Step 3: Connect OLED display to D1 Mini

Once the firmware is flashed and the OctoPrint monitor is configured, you can connect the 0.96″ or 1.3″ 128×64 OLED display to the D1 Mini board using patch cables as shown below.

Connect screens SDA at D2, SCL at D5, VDC at 5Vand Earth at g pin on the D1 Mini board. As an option, you can also use a NodeMCU board if you already have one. But you will have to design a specific 3D case for that.

Connect the USB cable to turn on the OctoPrint monitoring device and check if it displays information on the screen. Once confirmed, you can refer to the Thingiverse Project and assemble it into a 3D printed case.

You can use hot glue or tape to hold the screen in place. Put on the cover and connect the micro USB cable to the D1 Mini micro USB port.

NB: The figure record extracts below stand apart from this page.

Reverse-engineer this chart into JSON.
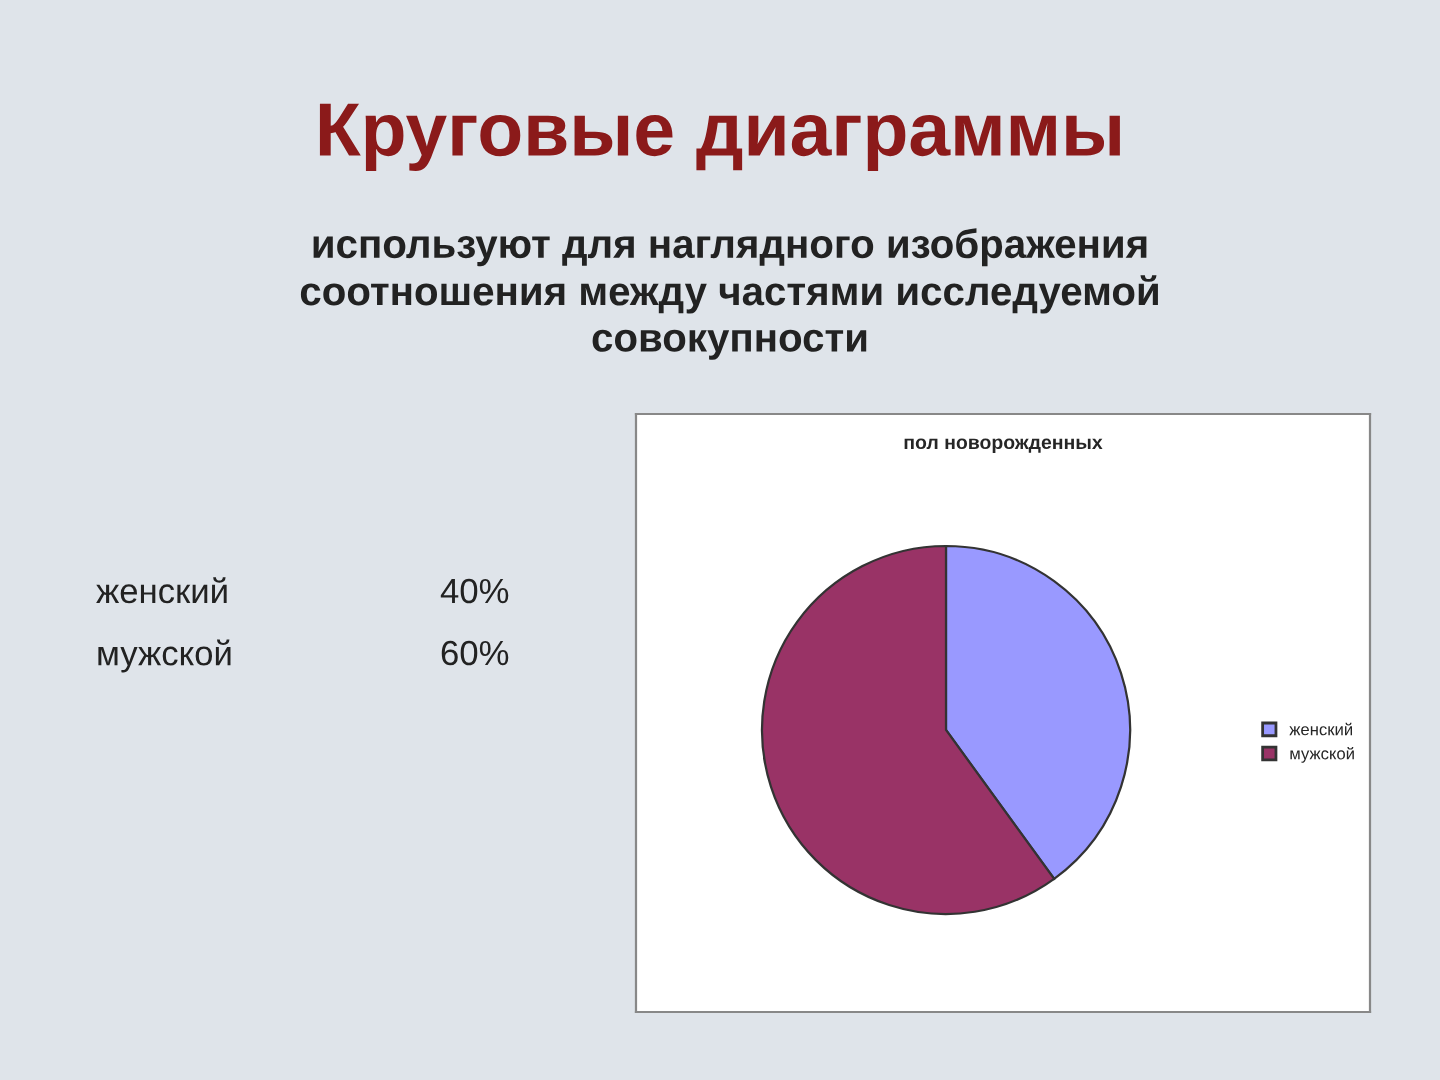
{
  "chart_data": {
    "type": "pie",
    "title": "Круговые диаграммы",
    "subtitle": "используют для наглядного изображения\nсоотношения между частями исследуемой\nсовокупности",
    "annotations": [
      "пол новорожденных",
      "женский",
      "40%",
      "мужской",
      "60%"
    ],
    "categories": [
      "женский",
      "мужской"
    ],
    "values": [
      40,
      60
    ],
    "colors": [
      "#9999ff",
      "#993366"
    ],
    "legend": "right"
  }
}
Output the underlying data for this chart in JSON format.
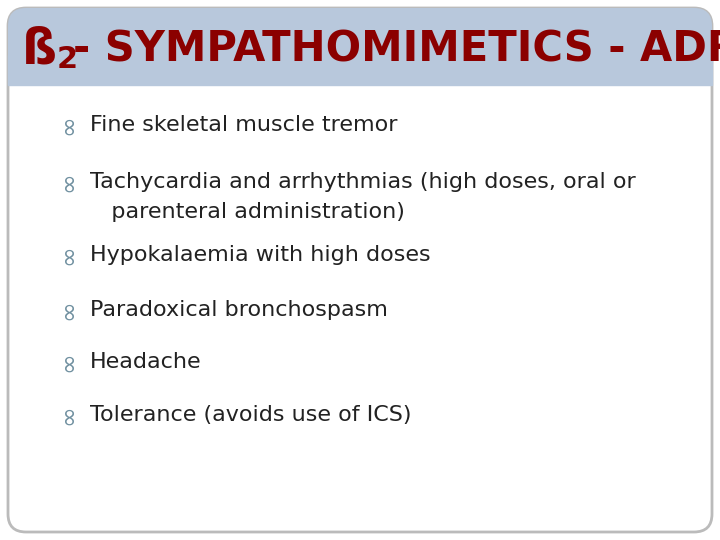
{
  "title_beta": "ß",
  "title_sub": "2",
  "title_rest": "- SYMPATHOMIMETICS - ADRs",
  "title_color": "#8B0000",
  "title_bg_color": "#b8c8dc",
  "bg_color": "#ffffff",
  "border_color": "#bbbbbb",
  "bullet_color": "#7090a0",
  "text_color": "#222222",
  "bullet_items": [
    [
      "Fine skeletal muscle tremor"
    ],
    [
      "Tachycardia and arrhythmias (high doses, oral or",
      "   parenteral administration)"
    ],
    [
      "Hypokalaemia with high doses"
    ],
    [
      "Paradoxical bronchospasm"
    ],
    [
      "Headache"
    ],
    [
      "Tolerance (avoids use of ICS)"
    ]
  ],
  "title_fontsize": 30,
  "body_fontsize": 16,
  "figsize": [
    7.2,
    5.4
  ],
  "dpi": 100
}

Connect the USB to a 5V power source such as a power bank or smartphone adapter. This will turn on the device.

Monitor your 3D printer wirelessly

With the OctoPrint 3D printer monitor device, you can keep an eye on the printer status, such as remaining time, progress, bed and nozzle temperature, etc., without browsing the address OctoPrint Server IP or need to refresh the page.

You can build a few and put them on your desk or maybe in your living room to keep an eye on the printing progress. You can also create a smart clock using the MAX7219 matrix and use it to display printer status through the OctoPrint API.